Reducing weekly friction through reusable meal planning
Mealloop turns everyday meals into a reusable system, replacing memory-based planning with a faster, more reliable weekly workflow.
Meal planning is a repeated task with no system behind it. Users rely on memory, leading to duplicated effort, disconnected grocery lists, and a process that breaks down over time.
Problem
Solution
A system that captures meals once and reuses them, enabling users to build weekly plans through selection and generate grocery lists automatically.
Outcome
9/10 user satisfaction
90% task completion
Role
UX Designer
Timeline
3 weeks

Key Insights from User Research
User research revealed consistent patterns across participants, showing that the challenge isn’t discovering meals, but managing what users already cook.
Meal planning lives entirely in memory
All participants relied on memory to track meals, with no system in place. Each week, they rebuild the same plan, repeating the same mental effort.
A consistent meal rotation already exists
Users reported having a small set of meals they cook on repeat. This validated that users don’t need more options—they need a way to store and reuse what already works.
Grocery shopping is disconnected from meals
Grocery lists are built from memory rather than from a plan, leading to forgotten ingredients and extra effort during shopping.
Translating Insights into Design Direction
Affinity Mapping
I synthesized user research into clear behavioral patterns around how people plan meals today. This surfaced the underlying gaps in the current experience and defined the key themes that shaped Mealloop’s design direction.
No system for capturing and reusing meals
Reliance on mental meal rotation
Disconnected groecry planning
Decision fatigue during weekly planning
Automation with flexibility
User Personas
I developed two personas to reflect how people plan meals today. While their behaviors differ, both rely on memory instead of a system, creating repeated effort and friction over time. The product needed to support both structured routines and flexible decision-making without adding complexity.
Persona Archetype 1: Jordan, the Routine-Based Planner
Persona Archetype 2: Mia, the Spontaneous Rotator
Key Flows Mapped
I mapped key flows to understand how users move from saving meals to planning their week and generating a grocery list. Because the core issue was repetition and disconnected steps, the goal was to design a seamless, end-to-end experience that consolidates fragmented actions into a single, continuous workflow.
User and Task Flows
Exploring Structure
I explored how a saved meal could power both weekly planning and grocery list generation, focusing on how selections translate into a complete, editable list. The goal was to eliminate repetitive planning steps, not repackage them.
Wireframes
3 solutions that address the three core challenges
Each solution was designed as part of a connected system that moves users from passive data consumption to deeper understanding over time.
Turning memory into a reusable system
A personal meal repository allows users to quickly save meals they already make and reuse them when planning their week. This shifts the experience from recalling meals each time to selecting from an existing system.
Competitive analysis insight
Most meal planning tools require manual recipe entry or focus on discovery, rather than supporting the repeat behaviors users rely on daily.
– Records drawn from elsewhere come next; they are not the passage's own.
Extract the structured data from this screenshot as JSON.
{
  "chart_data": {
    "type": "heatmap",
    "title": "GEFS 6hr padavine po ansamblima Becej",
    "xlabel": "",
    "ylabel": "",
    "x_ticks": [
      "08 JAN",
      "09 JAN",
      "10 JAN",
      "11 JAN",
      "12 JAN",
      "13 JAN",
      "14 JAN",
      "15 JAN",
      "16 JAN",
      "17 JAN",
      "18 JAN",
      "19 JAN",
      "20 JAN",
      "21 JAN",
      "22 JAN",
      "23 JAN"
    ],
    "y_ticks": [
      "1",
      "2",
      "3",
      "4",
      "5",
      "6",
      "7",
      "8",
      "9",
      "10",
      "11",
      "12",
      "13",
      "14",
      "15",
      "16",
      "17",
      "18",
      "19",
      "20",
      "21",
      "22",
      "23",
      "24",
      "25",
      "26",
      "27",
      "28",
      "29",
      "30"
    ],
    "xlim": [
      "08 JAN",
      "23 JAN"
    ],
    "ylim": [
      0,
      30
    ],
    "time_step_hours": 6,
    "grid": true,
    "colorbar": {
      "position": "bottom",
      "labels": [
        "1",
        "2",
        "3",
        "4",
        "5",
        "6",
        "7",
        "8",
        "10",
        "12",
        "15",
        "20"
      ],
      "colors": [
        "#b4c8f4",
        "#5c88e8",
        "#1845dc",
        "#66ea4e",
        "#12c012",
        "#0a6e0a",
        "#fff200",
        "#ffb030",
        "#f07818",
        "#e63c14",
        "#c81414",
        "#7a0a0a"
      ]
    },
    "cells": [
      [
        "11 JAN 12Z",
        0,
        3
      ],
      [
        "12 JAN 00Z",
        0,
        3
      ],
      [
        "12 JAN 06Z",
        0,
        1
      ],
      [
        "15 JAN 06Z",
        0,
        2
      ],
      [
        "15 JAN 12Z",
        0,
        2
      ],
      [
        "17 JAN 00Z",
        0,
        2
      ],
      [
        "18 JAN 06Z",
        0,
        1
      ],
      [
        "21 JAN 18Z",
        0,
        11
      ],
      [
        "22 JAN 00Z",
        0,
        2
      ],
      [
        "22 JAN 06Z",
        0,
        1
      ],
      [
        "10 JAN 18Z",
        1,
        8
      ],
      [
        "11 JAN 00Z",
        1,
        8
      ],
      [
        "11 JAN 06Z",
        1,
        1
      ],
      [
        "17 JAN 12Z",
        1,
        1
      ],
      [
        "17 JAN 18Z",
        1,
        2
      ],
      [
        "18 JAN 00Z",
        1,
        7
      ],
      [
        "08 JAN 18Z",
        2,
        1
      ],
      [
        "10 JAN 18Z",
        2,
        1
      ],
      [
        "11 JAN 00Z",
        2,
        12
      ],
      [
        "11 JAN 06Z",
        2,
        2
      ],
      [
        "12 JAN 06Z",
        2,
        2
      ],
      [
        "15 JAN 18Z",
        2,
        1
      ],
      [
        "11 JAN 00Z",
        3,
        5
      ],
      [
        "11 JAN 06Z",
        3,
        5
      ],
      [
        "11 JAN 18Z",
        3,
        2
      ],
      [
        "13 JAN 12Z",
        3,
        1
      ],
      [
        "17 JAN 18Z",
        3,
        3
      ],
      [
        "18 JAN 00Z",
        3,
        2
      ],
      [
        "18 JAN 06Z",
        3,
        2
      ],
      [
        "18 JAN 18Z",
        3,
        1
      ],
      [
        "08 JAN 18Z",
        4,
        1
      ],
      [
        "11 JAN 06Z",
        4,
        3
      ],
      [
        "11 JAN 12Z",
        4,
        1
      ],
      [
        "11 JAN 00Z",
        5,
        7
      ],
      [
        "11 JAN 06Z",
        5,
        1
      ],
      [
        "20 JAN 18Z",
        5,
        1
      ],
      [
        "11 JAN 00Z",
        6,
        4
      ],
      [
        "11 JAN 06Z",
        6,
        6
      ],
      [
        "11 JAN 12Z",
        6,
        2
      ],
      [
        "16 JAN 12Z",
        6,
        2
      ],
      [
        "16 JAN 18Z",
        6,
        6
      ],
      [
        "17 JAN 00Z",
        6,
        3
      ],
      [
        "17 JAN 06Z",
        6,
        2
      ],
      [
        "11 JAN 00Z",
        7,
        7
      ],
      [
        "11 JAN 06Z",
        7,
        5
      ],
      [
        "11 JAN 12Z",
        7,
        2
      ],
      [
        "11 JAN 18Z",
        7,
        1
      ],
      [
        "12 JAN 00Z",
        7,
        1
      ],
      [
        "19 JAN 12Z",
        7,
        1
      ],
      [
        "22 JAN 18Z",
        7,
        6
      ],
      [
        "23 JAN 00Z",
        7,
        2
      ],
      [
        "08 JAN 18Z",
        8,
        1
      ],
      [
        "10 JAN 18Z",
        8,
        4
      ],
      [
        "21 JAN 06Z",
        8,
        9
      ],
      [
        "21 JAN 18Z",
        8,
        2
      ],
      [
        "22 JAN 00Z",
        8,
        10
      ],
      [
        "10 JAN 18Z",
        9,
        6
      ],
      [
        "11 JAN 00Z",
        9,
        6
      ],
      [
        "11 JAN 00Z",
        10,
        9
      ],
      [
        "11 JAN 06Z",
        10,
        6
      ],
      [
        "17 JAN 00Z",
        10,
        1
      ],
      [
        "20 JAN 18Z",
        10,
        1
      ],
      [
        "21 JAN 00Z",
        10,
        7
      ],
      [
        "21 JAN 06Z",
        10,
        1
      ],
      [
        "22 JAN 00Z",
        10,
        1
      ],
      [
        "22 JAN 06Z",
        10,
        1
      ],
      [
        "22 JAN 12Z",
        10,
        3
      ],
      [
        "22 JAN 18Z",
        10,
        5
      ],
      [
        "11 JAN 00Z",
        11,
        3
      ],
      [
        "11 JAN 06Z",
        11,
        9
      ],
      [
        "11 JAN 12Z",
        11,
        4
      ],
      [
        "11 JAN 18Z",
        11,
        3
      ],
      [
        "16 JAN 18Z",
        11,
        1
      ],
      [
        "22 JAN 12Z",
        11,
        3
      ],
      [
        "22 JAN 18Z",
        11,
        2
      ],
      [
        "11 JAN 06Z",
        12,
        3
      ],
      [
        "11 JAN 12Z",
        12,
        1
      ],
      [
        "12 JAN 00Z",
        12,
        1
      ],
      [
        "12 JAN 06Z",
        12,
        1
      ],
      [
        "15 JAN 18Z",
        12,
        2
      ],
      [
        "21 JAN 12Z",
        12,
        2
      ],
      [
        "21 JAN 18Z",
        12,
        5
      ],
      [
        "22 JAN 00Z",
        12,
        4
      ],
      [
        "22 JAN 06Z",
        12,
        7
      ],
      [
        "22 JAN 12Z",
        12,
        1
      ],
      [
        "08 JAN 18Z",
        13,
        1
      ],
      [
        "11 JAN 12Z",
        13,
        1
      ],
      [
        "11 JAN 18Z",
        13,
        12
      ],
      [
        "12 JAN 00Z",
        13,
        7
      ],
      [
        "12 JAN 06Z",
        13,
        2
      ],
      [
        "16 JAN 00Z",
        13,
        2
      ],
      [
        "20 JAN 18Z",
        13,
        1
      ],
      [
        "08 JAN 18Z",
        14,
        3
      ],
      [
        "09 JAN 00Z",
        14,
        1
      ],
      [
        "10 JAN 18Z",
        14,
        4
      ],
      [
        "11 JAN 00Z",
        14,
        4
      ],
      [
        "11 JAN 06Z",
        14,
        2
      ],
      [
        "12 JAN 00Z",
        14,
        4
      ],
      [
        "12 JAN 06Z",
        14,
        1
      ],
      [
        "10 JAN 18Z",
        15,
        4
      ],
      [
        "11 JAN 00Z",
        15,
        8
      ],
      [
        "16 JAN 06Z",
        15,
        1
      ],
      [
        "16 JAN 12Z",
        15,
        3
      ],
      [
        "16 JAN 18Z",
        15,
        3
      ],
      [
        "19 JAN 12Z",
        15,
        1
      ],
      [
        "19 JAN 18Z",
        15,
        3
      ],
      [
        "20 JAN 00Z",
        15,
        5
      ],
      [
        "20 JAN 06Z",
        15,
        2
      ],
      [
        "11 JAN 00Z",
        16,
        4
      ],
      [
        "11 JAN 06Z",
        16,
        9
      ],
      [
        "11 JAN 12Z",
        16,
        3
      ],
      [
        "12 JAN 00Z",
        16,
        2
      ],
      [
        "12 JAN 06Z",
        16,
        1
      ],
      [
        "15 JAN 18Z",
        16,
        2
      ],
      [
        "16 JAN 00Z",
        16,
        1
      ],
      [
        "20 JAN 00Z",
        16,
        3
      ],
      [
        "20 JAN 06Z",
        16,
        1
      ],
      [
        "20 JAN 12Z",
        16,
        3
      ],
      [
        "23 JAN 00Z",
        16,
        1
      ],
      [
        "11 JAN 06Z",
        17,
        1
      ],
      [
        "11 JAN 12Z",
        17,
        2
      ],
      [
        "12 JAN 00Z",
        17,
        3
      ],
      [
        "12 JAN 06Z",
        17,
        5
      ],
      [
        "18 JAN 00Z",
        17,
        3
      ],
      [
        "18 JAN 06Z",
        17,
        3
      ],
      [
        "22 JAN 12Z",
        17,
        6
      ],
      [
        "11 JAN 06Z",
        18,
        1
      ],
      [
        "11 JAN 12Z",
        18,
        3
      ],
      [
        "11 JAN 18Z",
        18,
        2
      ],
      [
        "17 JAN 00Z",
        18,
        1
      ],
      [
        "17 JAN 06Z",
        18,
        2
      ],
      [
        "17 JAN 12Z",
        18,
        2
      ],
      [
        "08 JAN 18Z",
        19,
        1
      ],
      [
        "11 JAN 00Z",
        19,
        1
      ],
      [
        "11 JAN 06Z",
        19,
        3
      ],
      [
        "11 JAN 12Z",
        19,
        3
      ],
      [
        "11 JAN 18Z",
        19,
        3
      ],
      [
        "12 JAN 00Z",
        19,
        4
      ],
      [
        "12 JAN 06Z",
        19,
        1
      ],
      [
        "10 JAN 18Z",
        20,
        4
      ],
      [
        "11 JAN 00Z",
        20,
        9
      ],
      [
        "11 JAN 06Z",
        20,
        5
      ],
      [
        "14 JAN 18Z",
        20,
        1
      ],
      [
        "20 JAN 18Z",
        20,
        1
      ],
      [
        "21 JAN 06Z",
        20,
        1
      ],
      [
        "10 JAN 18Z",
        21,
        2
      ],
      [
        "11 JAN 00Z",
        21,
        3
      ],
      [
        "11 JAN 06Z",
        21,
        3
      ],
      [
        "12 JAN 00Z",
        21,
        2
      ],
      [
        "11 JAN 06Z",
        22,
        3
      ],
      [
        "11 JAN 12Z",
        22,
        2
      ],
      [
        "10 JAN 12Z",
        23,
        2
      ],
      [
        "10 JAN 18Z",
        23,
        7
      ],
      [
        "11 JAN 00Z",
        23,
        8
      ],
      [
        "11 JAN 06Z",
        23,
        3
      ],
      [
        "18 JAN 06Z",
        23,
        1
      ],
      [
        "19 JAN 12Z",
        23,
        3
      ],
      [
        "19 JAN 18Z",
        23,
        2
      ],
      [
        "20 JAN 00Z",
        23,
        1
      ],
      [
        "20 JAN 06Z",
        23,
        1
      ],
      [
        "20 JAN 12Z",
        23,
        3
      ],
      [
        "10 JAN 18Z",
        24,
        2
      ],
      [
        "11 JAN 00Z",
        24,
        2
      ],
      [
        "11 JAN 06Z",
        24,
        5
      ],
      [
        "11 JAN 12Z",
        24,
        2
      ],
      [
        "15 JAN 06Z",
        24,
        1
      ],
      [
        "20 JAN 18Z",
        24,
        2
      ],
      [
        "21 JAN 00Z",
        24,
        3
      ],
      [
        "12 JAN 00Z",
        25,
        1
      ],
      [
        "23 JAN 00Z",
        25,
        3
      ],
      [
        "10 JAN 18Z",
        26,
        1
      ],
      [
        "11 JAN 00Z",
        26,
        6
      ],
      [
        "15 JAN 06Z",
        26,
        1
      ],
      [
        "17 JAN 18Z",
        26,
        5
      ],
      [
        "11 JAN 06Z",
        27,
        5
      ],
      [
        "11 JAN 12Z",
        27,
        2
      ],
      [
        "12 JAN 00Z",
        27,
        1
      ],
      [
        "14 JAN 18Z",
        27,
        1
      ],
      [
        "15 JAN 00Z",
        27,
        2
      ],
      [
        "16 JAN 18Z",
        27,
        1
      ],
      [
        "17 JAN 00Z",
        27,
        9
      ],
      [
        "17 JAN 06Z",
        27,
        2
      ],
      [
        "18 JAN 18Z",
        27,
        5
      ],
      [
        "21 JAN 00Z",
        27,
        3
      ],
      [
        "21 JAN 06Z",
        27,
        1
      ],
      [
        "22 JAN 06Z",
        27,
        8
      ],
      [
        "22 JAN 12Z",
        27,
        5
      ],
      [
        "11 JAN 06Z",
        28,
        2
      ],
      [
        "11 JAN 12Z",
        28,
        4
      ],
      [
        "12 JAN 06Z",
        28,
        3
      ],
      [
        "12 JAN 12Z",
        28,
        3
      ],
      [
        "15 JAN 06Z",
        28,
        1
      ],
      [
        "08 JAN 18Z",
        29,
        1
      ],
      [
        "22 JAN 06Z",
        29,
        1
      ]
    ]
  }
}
Added feature after user testing
Meal entry was simplified to reduce hesitation, allowing users to save meals with minimal input and edit details later without blocking progress.
View feature
Making planning feel like selection, not decision-making
A weekly planning layer enables users to build their week by selecting from saved meals instead of deciding from scratch. This reduces cognitive load and turns planning into a faster, repeatable action.
Competitive analysis insight
Existing tools often introduce rigid planning structures or require too many decisions upfront, increasing friction and discouraging consistent use.
Added feature after user testing
Category labels and selection states were refined to reduce hesitation and make it clearer how meals are assigned across the week.
View feature
Connecting meals directly to grocery execution
An automated grocery list aggregates ingredients from selected meals, deduplicates items, and organizes them into a usable list. This eliminates the disconnect between planning and shopping.
Competitive analysis insight
Most grocery tools operate independently from meal planning, forcing users to manually translate meals into lists and increasing the risk of missing items.
Added feature after user testing
Grocery list editing was made more flexible and visible, allowing users to quickly adjust items and maintain control without breaking the automated flow.
View feature
Validating what works and revealing what to improve
Usability testing validated that users could move from saving meals to planning their week and generating a grocery list with minimal friction, reinforcing the value of a system that replaces memory with a repeatable workflow.
Add a meal
Plan weekly meals
Generate and review grocery list
Performance metrics
100% task completion - Participants successfully completed core flows, including adding meals and planning their week without assistance.
100% weekly adoption intent - All participants indicated they would use the product as part of their weekly routine.
Improved percieved efficency - Users consistently described the experience as faster than their current process of planning mentally or using notes.
Key Insights That Shaped the Next Iteration
Meal-to-list connection needed reinforcement - Some users did not immediately understand that ingredients entered during meal creation directly power the grocery list. I added supporting copy to clarify how ingredients are used, reinforcing the connection between meals and the generated list.
Grocery list editing needed to be more intuitive and visible - While users understood the list was generated, some struggled to find editing controls and expected a more flexible, checklist-style interaction.